I was looking through an old book on Arabia, trying to get my inspiration up to pen or rather dictate a letter to Daventry for the Widow Rance—my own hands will barely hold a pen anyhow, and for some time now if they hold anything too long all the flesh will come off clear to the bone . . .
“Are you ready, Daventry?” I spoke in my most quavering voice, and I jumped up from my chair and went and stood in the middle of the room ready to dictate and I always felt like the leading baritone in the church choir when I done that, but instead of music of course it was just letters that came out, and this leads me to a remark he made right at the first and shows how he was, for I had begun the letter like this, My precious Dear, I am sending you a courtly young man named Daventry.
I will not say he was angered by this sentence, but I could see he had been troubled by something about me from the start, not my nauseous appearance (though as I want to never fail to emphasize, at night or in dim house-light I am still not a million miles away from what I was when the high school girls mooned over me), but by what I spoke.
So there he was the new applicant making a little speech, which begun something like this, “Where do you get all those odd expressions, Garnet,” he began talking to me as familiar as if he had knowed me all my days, “for I never have heard anybody talk like you, and I don’t think anybody does talk like you.”
“Like the word courtly young man,” he swept right along.
He stood there now like a judge behind a bench awaiting for my defense.
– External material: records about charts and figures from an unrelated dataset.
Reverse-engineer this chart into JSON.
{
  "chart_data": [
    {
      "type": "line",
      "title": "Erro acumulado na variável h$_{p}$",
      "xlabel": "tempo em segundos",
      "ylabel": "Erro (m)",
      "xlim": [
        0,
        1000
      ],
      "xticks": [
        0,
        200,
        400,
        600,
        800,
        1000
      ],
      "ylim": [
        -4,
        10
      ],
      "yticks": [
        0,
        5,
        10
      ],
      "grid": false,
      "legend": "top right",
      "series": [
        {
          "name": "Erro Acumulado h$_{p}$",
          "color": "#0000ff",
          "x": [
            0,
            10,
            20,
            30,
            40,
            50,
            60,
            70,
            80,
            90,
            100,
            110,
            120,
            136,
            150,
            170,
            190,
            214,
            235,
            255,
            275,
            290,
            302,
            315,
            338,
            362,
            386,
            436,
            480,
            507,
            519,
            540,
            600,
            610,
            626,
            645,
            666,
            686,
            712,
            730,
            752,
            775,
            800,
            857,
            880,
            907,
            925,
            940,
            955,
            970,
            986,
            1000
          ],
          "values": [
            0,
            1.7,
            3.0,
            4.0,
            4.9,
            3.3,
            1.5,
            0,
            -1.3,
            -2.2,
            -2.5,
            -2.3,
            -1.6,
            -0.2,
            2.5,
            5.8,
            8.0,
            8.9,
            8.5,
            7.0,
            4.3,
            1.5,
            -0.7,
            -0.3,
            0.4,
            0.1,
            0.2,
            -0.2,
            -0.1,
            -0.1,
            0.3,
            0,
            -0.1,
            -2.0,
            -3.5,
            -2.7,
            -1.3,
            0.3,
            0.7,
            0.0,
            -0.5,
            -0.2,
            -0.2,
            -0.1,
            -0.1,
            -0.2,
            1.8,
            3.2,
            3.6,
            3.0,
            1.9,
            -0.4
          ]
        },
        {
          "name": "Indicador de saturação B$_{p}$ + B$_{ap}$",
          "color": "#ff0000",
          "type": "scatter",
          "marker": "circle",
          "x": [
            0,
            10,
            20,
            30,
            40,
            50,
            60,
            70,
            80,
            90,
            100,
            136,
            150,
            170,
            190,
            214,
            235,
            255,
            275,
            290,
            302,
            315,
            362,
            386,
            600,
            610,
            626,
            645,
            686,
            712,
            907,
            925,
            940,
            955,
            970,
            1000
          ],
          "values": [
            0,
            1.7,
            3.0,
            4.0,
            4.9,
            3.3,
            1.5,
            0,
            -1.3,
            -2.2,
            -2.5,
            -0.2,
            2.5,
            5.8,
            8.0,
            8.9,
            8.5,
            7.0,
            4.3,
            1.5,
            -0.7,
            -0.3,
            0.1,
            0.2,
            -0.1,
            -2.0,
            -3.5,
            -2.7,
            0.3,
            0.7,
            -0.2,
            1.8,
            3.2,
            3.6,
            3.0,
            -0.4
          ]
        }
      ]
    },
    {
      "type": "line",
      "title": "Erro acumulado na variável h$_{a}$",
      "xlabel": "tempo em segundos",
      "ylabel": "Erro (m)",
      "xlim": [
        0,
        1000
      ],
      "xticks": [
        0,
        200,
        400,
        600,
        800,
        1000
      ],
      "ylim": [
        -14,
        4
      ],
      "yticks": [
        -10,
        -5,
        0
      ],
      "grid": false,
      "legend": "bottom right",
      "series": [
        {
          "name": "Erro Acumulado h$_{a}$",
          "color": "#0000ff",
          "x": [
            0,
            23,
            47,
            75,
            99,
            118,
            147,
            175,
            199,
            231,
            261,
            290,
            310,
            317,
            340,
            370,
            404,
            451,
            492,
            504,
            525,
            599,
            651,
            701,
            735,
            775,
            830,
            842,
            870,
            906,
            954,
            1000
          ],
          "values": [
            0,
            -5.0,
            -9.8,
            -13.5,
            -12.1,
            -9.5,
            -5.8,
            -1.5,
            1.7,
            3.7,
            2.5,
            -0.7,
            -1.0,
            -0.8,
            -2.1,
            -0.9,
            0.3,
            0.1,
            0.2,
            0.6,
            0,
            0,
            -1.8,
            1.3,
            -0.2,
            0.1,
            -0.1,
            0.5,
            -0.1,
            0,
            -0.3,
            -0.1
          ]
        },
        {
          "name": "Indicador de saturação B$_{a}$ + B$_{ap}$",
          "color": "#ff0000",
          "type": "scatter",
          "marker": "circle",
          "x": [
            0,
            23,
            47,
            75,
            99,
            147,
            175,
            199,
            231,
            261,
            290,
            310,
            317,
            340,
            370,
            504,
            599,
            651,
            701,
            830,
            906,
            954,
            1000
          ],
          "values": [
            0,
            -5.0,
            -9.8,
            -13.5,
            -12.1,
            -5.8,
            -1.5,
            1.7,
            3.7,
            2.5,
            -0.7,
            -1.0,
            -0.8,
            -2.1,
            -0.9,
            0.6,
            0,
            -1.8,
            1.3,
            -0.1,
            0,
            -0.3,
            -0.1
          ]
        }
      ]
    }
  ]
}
“As I was saying, Daventry,” I began in the greatest confusion at his charge, “not knowing I talked any different from anybody, when we talked earlier, not seeing many persons but the applicants and people not liking to talk to me since I was blowed up for dead, and my buddies all killed and parts of their bodies blown over me, buried under them for some days you know before I was found (I go off on this speech every so often when I know I should follow Doc’s advice and forget), you know, well of course in the beginning I spoke like all Virginia boys do, and that is a good speech, but when I fell in love all over again with the Widow Rance and had nothing anyhow to do but read these books, which I will be the first to say I don’t understand a jot or tittle of, but all the same I have become habituated to reading these hard tomes I can’t understand: for instance I don’t take any pleasure anymore in reading the newspapers, and anyhow they are about the living, Daventry, and writ in living language, no, I have got firmly habituated to these old books, like this thick one here about Arabia nearly two hundred years ago, and so gradually you see these old books have seeped or trickled into my speech and have took over maybe from the way people talk today. But until you spoke just now I didn’t know I had this peculiarity even. So that explains how I call you a courtly young man, dig?”